THERE is a work in this county which possesses peculiar interest, from the circumstance that the embankments still retain unmistakable traces of the palisades with which it was crowned, thus demonstrating the correctness of the conjectures already indulged in, as to the probable construction of the entire system of earthworks of Western New York. The accompanying plan and description are from the note-books of Prof E. N. Horsford, of Harvard University, who visited this work in company with other gentlemen connected with the State Geological Survey, at the time that enterprise was in progress.
"This work is situated about two and a half miles west of Elmira, upon the summit of an eminence, the base of which, upon one side, is washed by Chemung River, and upon the other by the waters of a deep and almost impassable ravine. It is, in fact, a bold headland. The approach is by a narrow path, which in some places will admit of the passage of a single person only, and which traverses the very abrupt crown of the ridge.
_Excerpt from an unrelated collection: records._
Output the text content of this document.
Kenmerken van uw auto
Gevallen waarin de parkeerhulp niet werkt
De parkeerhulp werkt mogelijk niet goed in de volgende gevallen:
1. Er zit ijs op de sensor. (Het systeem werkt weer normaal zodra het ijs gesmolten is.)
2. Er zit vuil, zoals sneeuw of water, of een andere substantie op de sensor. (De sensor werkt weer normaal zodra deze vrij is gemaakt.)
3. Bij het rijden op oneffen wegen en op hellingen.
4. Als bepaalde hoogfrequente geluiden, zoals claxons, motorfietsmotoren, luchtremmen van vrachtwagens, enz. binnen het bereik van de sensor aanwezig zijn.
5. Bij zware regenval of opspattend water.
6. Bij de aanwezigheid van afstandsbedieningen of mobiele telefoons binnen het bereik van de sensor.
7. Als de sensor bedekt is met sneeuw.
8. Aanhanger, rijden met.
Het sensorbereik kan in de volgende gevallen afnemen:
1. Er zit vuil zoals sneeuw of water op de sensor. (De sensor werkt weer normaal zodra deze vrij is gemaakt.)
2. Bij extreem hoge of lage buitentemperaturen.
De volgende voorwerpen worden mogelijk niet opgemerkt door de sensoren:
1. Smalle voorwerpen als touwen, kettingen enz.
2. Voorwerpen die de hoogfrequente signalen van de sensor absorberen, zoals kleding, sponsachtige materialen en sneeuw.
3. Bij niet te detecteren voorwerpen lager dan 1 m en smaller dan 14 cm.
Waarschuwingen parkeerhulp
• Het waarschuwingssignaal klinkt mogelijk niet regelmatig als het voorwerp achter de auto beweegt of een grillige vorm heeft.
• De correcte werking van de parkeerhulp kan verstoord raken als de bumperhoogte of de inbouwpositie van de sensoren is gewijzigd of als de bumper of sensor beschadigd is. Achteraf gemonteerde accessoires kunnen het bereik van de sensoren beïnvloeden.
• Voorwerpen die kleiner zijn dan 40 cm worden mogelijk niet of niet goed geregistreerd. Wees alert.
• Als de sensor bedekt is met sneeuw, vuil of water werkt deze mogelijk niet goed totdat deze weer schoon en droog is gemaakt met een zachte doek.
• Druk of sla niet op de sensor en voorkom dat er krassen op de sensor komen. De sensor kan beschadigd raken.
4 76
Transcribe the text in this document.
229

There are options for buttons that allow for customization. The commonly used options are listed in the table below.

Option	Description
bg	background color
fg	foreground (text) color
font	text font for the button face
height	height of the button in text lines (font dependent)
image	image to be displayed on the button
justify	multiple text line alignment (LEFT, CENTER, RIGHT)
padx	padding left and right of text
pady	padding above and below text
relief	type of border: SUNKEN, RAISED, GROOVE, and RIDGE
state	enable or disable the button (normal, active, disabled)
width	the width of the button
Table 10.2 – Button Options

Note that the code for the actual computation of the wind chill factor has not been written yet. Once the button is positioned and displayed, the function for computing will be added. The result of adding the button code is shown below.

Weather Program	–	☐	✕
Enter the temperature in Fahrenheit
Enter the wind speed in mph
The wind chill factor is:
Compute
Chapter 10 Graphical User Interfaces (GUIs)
Towards the top, the ascent is more gradual, and the ground continues to ascend slightly until we reach the defences. The site chosen exhibits the strongest proof of design, being such as to command a most extensive view along the course of the river, and being, except from behind, accessible only by the difficult pathway already mentioned.
"The artificial defences consist of an embankment, with an outer ditch, which extends, as shown in the plan, from the steep bank towards the river, to the brow of the ravine upon the other side. This embankment is about two hundred feet long, fourteen feet broad at the base, and about three and a half feet high. The rotting stump of an old pine-tree, three feet in diameter, and a yellow pine-tree, nine feet in circumference, are standing upon the wall, and indicate its high antiquity.
"What appeared to be a furrow was observed extending along the summit of the embankment throughout its entire length. Upon examination, it was found that this appearance was produced by a succession of holes, about a foot in depth. Just within this chain of holes is another parallel chain, not quite so distinct as the first. Still further inwards, and extending but part of the way across the area of the work, are several parallel furrows, without accompanying ridges, the design of which is hardly apparent."
It will be seen that this work corresponds entirely in position with most of the earth-works of the State, was chosen with reference to the same principles, and was defended in precisely the same manner. It is peculiar in still retaining the holes left by the decay of the palisades, which show that it was strengthened by a double line. It is rational to conclude, upon general principles, that all the works of the State were protected in like manner; although, except in this instance, all traces of the wooden superstructure have disappeared. As already observed, this work, for the positive light which it throws upon the original character of these ancient defences, is probably the most interesting one in the State.